When the census last released its five-year rolling averages, a little more than a year ago, Miami’s poverty rate was slightly higher than San Antonio’s. A separate release of census figures covering a one-year period in 2019 considered the two tied. The new figures show San Antonio reclaiming its dubious status as most impoverished city.
But the pandemic and its effects could complicate how these five-year averages reflect the city’s true economic conditions.
Census officials cautioned that five-year estimates are “not designed to measure rapid change during short periods,” and instead offer a long-range view.

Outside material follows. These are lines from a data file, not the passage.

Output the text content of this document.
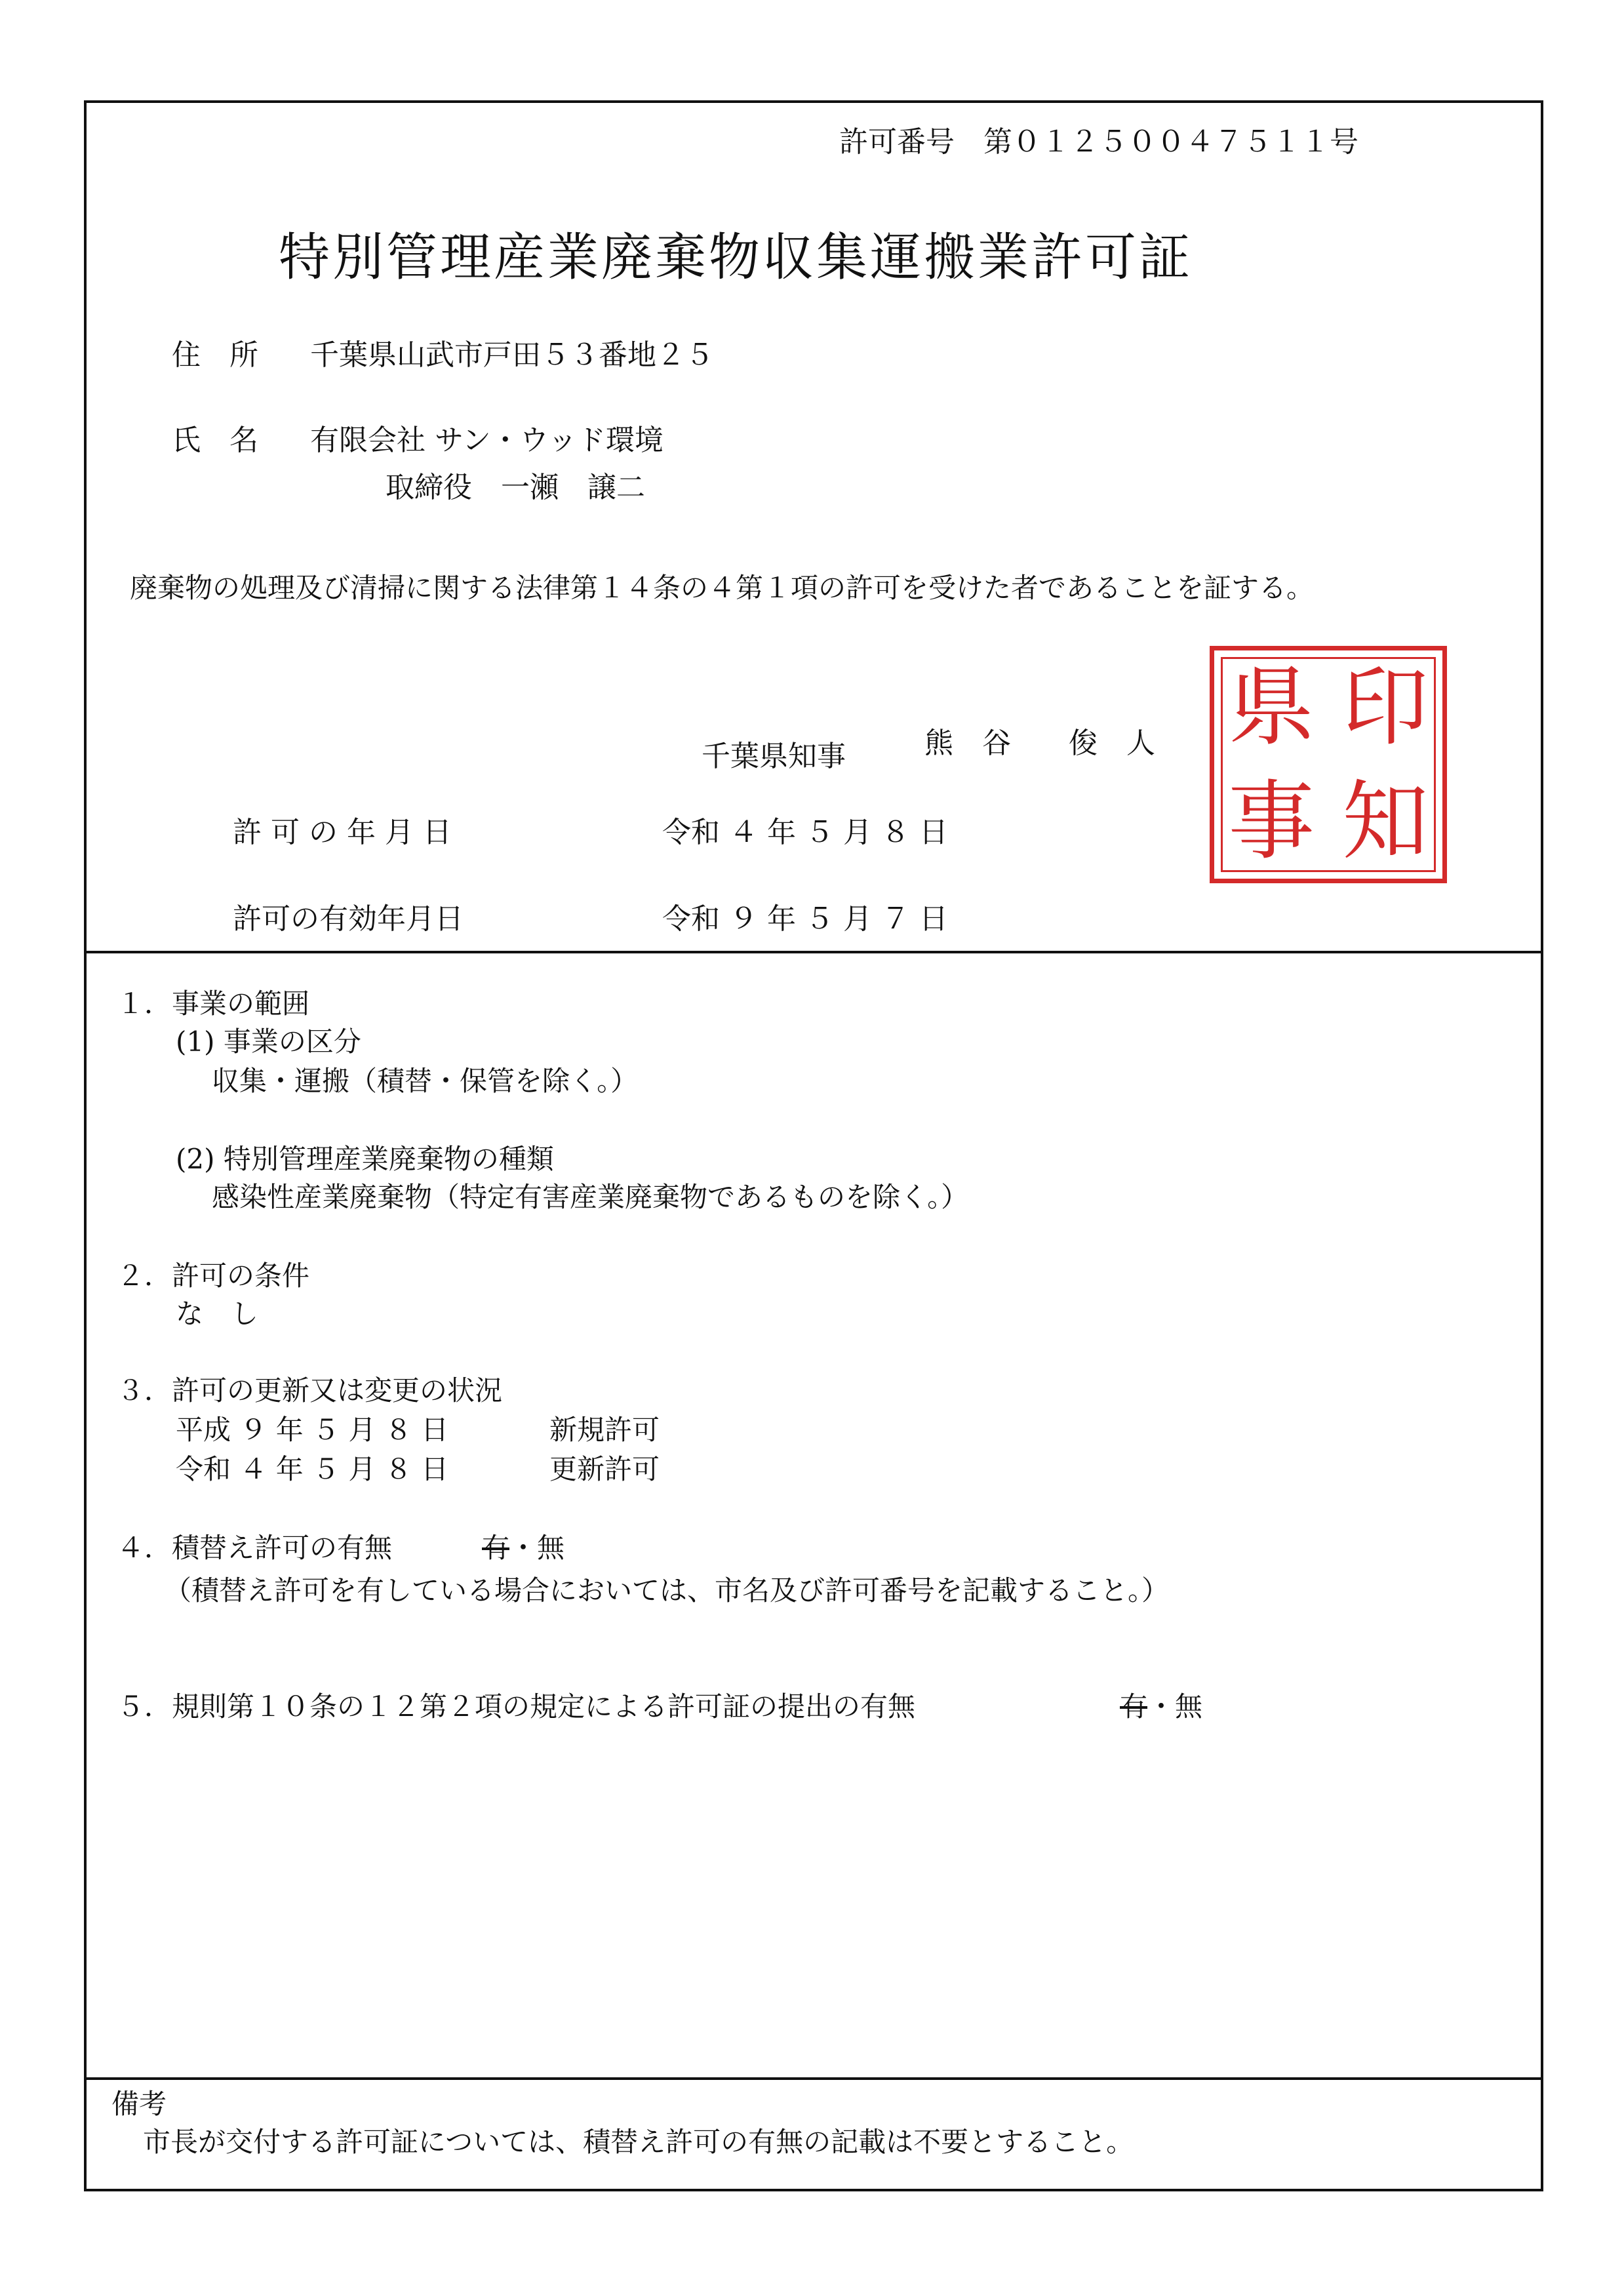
許可番号　第０１２５００４７５１１号
特別管理産業廃棄物収集運搬業許可証
住　所 千葉県山武市戸田５３番地２５
氏　名 有限会社 サン・ウッド環境
取締役　一瀬　譲二
廃棄物の処理及び清掃に関する法律第１４条の４第１項の許可を受けた者であることを証する。
県 印
事 知
千葉県知事	熊　谷　　俊　人
許 可 の 年 月 日	令和 ４ 年 ５ 月 ８ 日
許可の有効年月日	令和 ９ 年 ５ 月 ７ 日
１．事業の範囲
(1) 事業の区分
収集・運搬（積替・保管を除く。）
(2) 特別管理産業廃棄物の種類
感染性産業廃棄物（特定有害産業廃棄物であるものを除く。）
２．許可の条件
な　し
３．許可の更新又は変更の状況
平成 ９ 年 ５ 月 ８ 日	新規許可
令和 ４ 年 ５ 月 ８ 日	更新許可
４．積替え許可の有無	有・無
（積替え許可を有している場合においては、市名及び許可番号を記載すること。）
５．規則第１０条の１２第２項の規定による許可証の提出の有無	有・無
備考
市長が交付する許可証については、積替え許可の有無の記載は不要とすること。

The 2016-2020 figures, for example, roll together the final four years of the longest economic expansion in the history of U.S. business cycles with the economic shock of the pandemic’s first year.
Looking at the last two discrete five-year rolling estimates, however, the percentage of San Antonio’s population experiencing poverty has decreased. From the first five-year period, from 2011-2015, to the second, from 2016-2020, the poverty rate dropped by almost 2 points.
Although it’s difficult to pull single-year data from the five-year rolling average, the poverty rate may have dropped even further in 2020, as some studies, including from the Census Bureau, suggest pandemic-related financial relief from the federal government alleviated poverty for some.
Christine Drennon, director of urban studies at Trinity University, said San Antonio’s decrease in the poverty rate could also be distorted by an influx of households with high income levels, which can “statistically drown out” how many low-income families continue to live in poverty.
San Antonio’s metropolitan area grew by a third between 2010 and 2020, according to those year’s censuses, and now totals more than 2.5 million residents.
The share of high-income earning families has risen in that time. In the first half of the decade, according to the American Community Survey five-year average covering 2011-2015, households making more than $100,000 made up almost 22% of the city’s residents.
In the latter half of the decade, according to the bureau’s estimates for the 2016-2020 period, those households made up just shy of 28% of the population. The average share of households making more than $200,000 increased from 4.1% to 6.4% between those two periods.